Why prices to schools/libraries are falling more noticeably

The 2026 drops (especially the step-change in 1G) likely reflect a combination of:

  1. Heightened competition in Indiana E-Rate bidding — more providers (Joink, Segra, Zayo, local/regional fiber players, etc.) with more fiber in the ground or near schools, leading to more responsive Form 470 bids and aggressive pricing.

  2. Technological leverage — modern high-capacity systems make incremental 1G/5G DIA very cheap to deliver once infrastructure exists.

  3. Market maturation — fiber is becoming more "commodity-like" for these mid-tier speeds in competitive areas; providers can win volume with thinner margins on recurring services while monetizing elsewhere (higher speeds, other verticals, or overall network utilization).

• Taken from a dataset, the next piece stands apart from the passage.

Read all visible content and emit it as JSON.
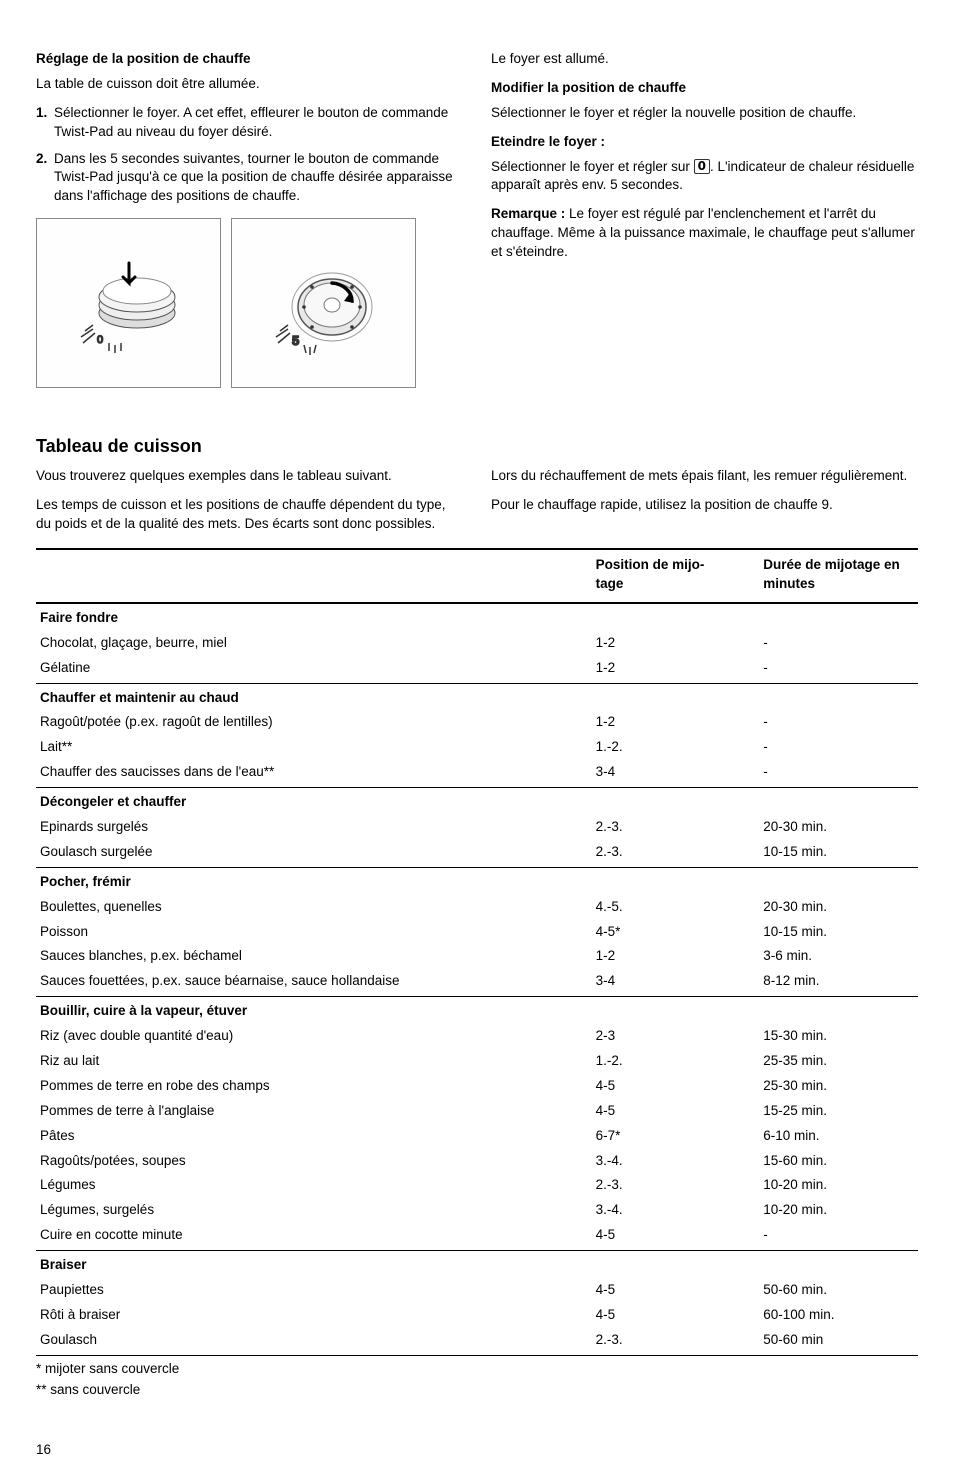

  4. Broader trend: E-Rate Category 1 bandwidth costs per megabit have been on a long downward trajectory nationally as applicants get faster connections at better prices through smarter procurement and competition.

Important caveats: Individual bids still vary enormously based on distance to the provider's network, whether special construction is needed, contract length, existing infrastructure, and urban/rural factors. Averages mask wide dispersion. Special construction (if required) remains expensive and is a separate line item.

Bottom line for E-Rate stakeholders in Indiana

  • Schools/libraries: Excellent news — lower pre-discount MRCs improve affordability even before the 20–90% E-Rate discount. Tools like Map4.net that surface this data in near real-time give applicants stronger negotiating positions.

  • Providers/consultants: The build-cost environment remains challenging (labor is the killer). Success comes from being on-net or near-net where possible, leveraging modern optics for low marginal cost, competing aggressively on total cost of ownership (not just MRC), and using data-driven targeting. Volume and utilization matter more than ever.

  • The customer price declines are real and material, but they are enabled more by competition + tech-enabled low marginal costs than by falling physical build costs.